Pittsburgh Steelers All-Pro outside linebacker T.J. Watt had a productive season in 2024, but he was really quiet down the stretch. Watt suffered a left low ankle sprain late in the team’s Week 15 loss to the Philadelphia Eagles. He was active for the last three games and the Wild Card game, but he did not recorded a single sack and was not productive in each game.
It appears that the combination of Watt’s ankle and thumb injury significantly hindered his ability to rush the passer. The Steelers also did a poor job of scheming Watt for better matchups. Watt was chipped on the highest percentage of snaps of any player in the league this season. He did so while rushing 546 times as the Steelers’ left outside linebacker or defensive end and just eight times anywhere else.
Steelers All-Pro defensive tackle Cam Heyward defended Watt on his Not Just Football podcast earlier this week, as the 2021 NFL Defensive Player of the Year received a lot of flak for not showing up at the biggest moments of the year.
“T.J.’s not concerned with the stats. He’s concerned with winning. He’s a team player, and he’s only concerned with trying to win the game,” Heyward said. “A stat line doesn’t say a lot. You can get lost in the shuffle if you think just because of a stat line that it prevents a team from winning. T.J.’s been out there trying to grind it through. There are a lot of things we’ve got to improve on, and T.J. Watt’s not the problem. He’s part of the solution. Whatever the stat line or whatever it was over those last games, that’s not the reason why we lost the game.”
Watt, a six-time All-Pro and seven-time Pro Bowler, was essentially invisible in the Steelers’ playoff loss to the Baltimore Ravens. In terms of box score statistics, he recorded none. Pro Football Focus credited him with four hurries — and also with two missed tackles.
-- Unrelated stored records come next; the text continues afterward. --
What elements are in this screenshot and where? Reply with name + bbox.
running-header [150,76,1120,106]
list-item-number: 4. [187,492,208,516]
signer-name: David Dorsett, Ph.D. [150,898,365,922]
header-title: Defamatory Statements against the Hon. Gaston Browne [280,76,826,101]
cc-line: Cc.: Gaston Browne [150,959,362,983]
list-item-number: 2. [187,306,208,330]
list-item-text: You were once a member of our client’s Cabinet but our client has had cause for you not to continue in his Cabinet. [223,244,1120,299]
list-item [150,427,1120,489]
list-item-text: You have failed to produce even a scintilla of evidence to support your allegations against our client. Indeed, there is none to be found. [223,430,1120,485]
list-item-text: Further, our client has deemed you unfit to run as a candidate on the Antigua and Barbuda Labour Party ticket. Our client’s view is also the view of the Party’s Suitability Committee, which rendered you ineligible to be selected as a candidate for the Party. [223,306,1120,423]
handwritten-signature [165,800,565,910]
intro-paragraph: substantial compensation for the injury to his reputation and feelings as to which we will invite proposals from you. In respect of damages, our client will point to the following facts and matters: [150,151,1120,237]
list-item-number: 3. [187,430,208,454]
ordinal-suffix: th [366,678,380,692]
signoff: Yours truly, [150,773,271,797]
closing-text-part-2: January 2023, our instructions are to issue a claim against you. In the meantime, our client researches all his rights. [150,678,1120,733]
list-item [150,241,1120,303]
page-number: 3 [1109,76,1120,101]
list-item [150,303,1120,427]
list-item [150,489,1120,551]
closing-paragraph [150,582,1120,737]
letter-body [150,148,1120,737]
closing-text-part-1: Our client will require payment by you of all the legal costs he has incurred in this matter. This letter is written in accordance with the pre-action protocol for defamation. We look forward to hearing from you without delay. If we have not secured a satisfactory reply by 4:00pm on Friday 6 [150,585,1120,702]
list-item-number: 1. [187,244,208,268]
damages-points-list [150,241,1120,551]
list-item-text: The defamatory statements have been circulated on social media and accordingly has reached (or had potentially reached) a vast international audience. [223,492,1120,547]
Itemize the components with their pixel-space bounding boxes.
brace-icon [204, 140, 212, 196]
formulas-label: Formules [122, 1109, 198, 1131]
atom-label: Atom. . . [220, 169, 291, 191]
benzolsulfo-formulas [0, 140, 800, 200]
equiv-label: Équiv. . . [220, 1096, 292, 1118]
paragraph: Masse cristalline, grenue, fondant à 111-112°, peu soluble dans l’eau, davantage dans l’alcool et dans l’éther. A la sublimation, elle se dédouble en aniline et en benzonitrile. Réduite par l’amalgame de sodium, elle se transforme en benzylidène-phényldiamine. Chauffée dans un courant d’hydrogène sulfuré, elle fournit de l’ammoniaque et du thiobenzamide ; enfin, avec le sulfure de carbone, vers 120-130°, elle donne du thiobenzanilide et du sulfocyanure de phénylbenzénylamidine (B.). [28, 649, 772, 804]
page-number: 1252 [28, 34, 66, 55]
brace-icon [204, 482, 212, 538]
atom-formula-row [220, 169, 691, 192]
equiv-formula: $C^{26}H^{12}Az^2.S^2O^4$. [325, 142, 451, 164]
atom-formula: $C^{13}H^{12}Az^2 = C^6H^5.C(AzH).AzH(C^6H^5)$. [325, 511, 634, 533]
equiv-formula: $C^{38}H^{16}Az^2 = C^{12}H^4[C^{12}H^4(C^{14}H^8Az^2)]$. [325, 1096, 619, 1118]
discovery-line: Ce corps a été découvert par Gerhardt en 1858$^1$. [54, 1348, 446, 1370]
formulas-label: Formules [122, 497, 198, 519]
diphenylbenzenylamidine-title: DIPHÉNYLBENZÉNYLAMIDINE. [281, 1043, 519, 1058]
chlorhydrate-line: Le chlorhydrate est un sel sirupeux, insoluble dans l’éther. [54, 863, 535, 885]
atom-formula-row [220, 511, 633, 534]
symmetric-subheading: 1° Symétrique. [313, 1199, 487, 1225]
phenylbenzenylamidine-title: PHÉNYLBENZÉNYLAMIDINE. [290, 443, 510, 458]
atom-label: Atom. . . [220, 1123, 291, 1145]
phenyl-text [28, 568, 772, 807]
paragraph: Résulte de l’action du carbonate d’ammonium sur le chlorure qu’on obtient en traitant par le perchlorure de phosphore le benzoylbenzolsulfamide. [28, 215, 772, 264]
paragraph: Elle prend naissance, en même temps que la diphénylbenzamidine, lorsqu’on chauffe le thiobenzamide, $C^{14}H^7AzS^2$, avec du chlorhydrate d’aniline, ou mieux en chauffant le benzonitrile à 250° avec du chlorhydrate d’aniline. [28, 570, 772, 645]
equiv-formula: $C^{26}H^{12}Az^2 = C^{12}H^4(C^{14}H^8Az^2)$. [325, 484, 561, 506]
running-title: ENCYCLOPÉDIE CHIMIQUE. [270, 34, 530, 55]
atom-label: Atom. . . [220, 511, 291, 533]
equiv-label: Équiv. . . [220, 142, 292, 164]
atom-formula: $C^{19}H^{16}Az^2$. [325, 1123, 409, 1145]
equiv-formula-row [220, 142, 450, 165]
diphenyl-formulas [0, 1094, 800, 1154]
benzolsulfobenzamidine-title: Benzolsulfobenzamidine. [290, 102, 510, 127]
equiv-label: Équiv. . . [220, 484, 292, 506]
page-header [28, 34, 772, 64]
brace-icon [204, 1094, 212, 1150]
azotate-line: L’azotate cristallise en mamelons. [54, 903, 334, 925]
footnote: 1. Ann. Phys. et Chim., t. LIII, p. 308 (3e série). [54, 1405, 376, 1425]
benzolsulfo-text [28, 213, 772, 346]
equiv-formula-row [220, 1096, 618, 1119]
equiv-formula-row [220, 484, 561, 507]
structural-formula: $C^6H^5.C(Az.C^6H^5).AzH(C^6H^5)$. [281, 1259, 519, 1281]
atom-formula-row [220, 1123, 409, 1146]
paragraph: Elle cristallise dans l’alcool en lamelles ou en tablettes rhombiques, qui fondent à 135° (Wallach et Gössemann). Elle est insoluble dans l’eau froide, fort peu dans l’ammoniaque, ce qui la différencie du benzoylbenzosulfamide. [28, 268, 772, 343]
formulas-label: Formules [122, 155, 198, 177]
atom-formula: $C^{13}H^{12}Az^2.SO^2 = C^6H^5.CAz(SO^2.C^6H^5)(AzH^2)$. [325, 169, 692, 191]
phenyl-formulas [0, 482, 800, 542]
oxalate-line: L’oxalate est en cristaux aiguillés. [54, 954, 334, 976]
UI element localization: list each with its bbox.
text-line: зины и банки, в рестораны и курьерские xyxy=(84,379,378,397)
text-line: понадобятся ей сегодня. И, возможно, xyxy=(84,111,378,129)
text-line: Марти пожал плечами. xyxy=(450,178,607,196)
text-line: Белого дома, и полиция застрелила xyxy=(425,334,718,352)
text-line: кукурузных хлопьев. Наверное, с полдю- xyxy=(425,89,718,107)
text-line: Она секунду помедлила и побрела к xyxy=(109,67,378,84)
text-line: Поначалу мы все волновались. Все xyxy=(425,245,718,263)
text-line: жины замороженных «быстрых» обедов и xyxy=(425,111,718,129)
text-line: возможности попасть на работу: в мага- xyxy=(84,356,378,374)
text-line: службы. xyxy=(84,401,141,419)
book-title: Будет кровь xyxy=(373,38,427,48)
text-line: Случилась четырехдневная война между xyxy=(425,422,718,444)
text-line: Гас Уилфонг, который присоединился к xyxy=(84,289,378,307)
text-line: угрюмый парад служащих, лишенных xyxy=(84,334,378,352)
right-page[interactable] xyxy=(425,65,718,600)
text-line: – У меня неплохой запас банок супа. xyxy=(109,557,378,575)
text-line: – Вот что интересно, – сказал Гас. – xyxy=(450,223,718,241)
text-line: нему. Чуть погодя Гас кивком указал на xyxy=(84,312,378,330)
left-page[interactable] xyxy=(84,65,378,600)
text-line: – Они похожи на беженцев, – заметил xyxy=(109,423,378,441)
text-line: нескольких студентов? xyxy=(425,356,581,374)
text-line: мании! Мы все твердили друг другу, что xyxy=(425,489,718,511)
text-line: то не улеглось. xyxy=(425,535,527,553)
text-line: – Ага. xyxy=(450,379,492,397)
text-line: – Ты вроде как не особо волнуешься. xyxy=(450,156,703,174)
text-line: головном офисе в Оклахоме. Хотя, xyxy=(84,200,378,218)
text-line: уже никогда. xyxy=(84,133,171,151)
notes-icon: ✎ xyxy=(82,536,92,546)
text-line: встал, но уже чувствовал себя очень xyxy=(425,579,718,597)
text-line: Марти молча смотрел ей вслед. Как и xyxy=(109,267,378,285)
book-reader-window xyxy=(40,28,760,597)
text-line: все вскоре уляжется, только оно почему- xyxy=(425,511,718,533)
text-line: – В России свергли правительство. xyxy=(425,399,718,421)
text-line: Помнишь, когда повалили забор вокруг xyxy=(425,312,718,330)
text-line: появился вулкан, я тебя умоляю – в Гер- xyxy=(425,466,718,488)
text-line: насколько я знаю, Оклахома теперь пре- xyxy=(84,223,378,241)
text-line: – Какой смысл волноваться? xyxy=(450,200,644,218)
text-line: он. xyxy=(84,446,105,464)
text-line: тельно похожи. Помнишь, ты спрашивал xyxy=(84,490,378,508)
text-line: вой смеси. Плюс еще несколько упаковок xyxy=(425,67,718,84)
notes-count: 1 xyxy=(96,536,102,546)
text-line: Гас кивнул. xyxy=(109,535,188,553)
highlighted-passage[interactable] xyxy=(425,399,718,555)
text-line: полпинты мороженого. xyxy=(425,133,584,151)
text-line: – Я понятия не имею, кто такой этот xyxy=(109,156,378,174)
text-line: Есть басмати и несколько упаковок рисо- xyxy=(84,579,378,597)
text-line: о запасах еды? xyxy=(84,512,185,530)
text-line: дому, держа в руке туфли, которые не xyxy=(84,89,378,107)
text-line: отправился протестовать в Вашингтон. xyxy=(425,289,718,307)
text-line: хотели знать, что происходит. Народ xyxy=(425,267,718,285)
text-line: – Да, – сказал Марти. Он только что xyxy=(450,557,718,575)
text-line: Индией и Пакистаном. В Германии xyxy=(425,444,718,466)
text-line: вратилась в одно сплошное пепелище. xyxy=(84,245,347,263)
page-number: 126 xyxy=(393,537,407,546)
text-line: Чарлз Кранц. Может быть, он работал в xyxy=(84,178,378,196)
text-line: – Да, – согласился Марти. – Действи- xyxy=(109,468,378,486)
Watt also recorded no defensive statistics against the Cincinnati Bengals in Week 18. He did not have a sack or a quarterback hit in four straight games to close the 2024 season. The Steelers lost all of those games and they lost in the playoffs for the sixth consecutive game, with Watt going 0 for 4 in his career in the postseason.
“It’s tough to sit here, same time as last year, same time as it’s been in this scrum, same questions and I have the same answers,” Watt said during the team’s locker cleanout day on Monday.
“Obviously, I’m very frustrated with how things ended and that’s not just with the last game, that’s with the last month of football. It’s a collection of things and it starts with myself. I need to play better. We need to play better. It’s not one thing that needs to be fixed. It’s a lot of things. But it starts internally with myself. I need to play better in bigger moments. It’s gonna be a long offseason to have to sit with that.”
Heyward also shut down the narrative that the Steelers quit in last Saturday night’s Wild Card loss to Baltimore. He believes effort wasn’t the problem.
“You had guys like Patrick Queen fighting through illness. If they’re giving less than 100 percent, they’ve got to live with that, but from my perspective, there wasn’t anybody like that,” Heyward said on his Not Just Football podcast.
Alan Saunders contributed reporting from Pittsburgh.